The only lakes or areas that remain fairly stable are the ones that are completely protected from any water movement from wind, waves and current. Whenever you find moving water it will mix, and this means it stays cooler longer.
But, on the other hand, if there is no mixture, water will warm up faster from sunlight. This is what will attract the early spawning bass.
The calmest, most sheltered areas on the lake always warm up faster than everywhere else. Look for narrow cover that runs east and west. To do this you have to spend a lot of time with maps and on the lake exploring. This is especially true on the larger lakes like Lake Fork, Toledo Bend or Rayburn. If the water is clear you can actually see the bass on beds. If the water is dingy you have to move around a lot and make lots of casts.
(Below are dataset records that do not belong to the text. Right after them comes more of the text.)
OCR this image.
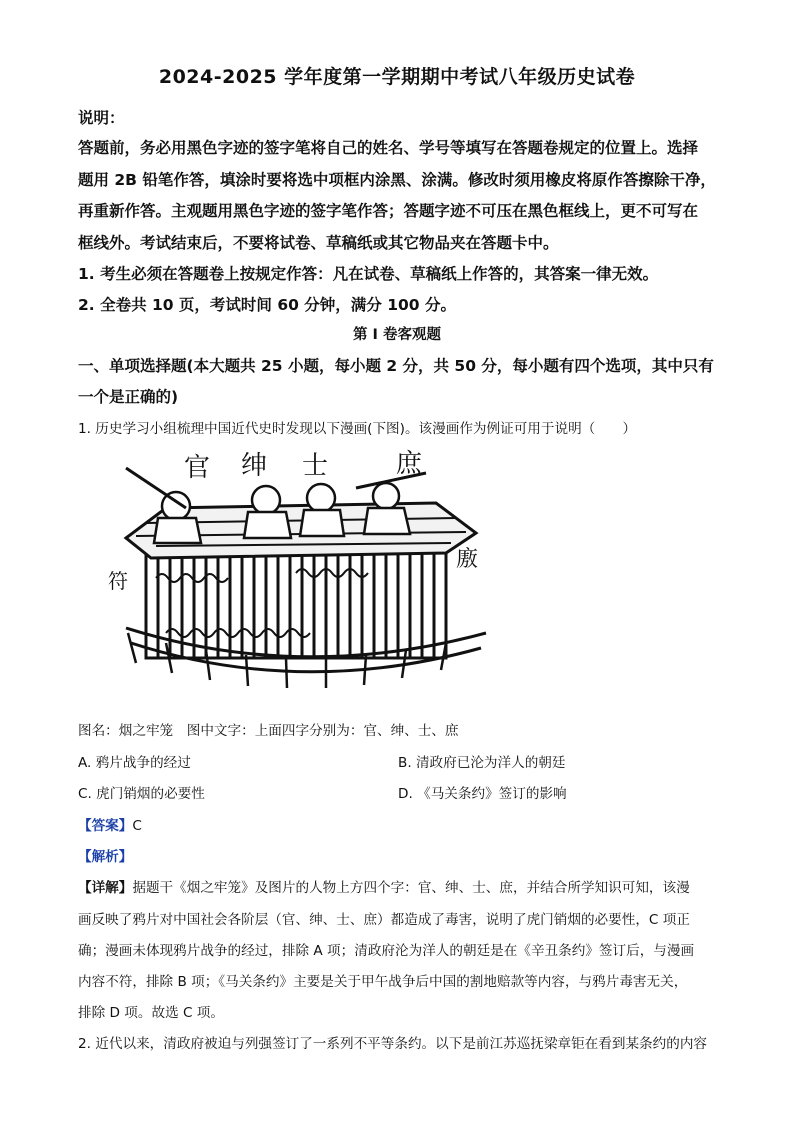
2024-2025 学年度第一学期期中考试八年级历史试卷
说明：
答题前，务必用黑色字迹的签字笔将自己的姓名、学号等填写在答题卷规定的位置上。选择
题用 2B 铅笔作答，填涂时要将选中项框内涂黑、涂满。修改时须用橡皮将原作答擦除干净，
再重新作答。主观题用黑色字迹的签字笔作答；答题字迹不可压在黑色框线上，更不可写在
框线外。考试结束后，不要将试卷、草稿纸或其它物品夹在答题卡中。
1. 考生必须在答题卷上按规定作答：凡在试卷、草稿纸上作答的，其答案一律无效。
2. 全卷共 10 页，考试时间 60 分钟，满分 100 分。
第 I 卷客观题
一、单项选择题(本大题共 25 小题，每小题 2 分，共 50 分，每小题有四个选项，其中只有
一个是正确的)
1. 历史学习小组梳理中国近代史时发现以下漫画(下图)。该漫画作为例证可用于说明（　　）
官 绅 士	庶
符
廒
图名：烟之牢笼　图中文字：上面四字分别为：官、绅、士、庶
A. 鸦片战争的经过	B. 清政府已沦为洋人的朝廷
C. 虎门销烟的必要性	D. 《马关条约》签订的影响
【答案】C
【解析】
【详解】据题干《烟之牢笼》及图片的人物上方四个字：官、绅、士、庶，并结合所学知识可知，该漫
画反映了鸦片对中国社会各阶层（官、绅、士、庶）都造成了毒害，说明了虎门销烟的必要性，C 项正
确；漫画未体现鸦片战争的经过，排除 A 项；清政府沦为洋人的朝廷是在《辛丑条约》签订后，与漫画
内容不符，排除 B 项；《马关条约》主要是关于甲午战争后中国的割地赔款等内容，与鸦片毒害无关，
排除 D 项。故选 C 项。
2. 近代以来，清政府被迫与列强签订了一系列不平等条约。以下是前江苏巡抚梁章钜在看到某条约的内容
This time of year I usually prefer lizards, Sienkos or creature baits. Bass are still a little lethargic, and you have to slow down a lot.
Most of the lakes I’m fishing now still have bass staging just outside of the spawning area. I’ve heard some fishermen say they fished for several hours without a bite or they only caught one or two bass. Any time you fish the bank for two or three hours without a bite, it’s time to back off and target the five to eight-foot depths.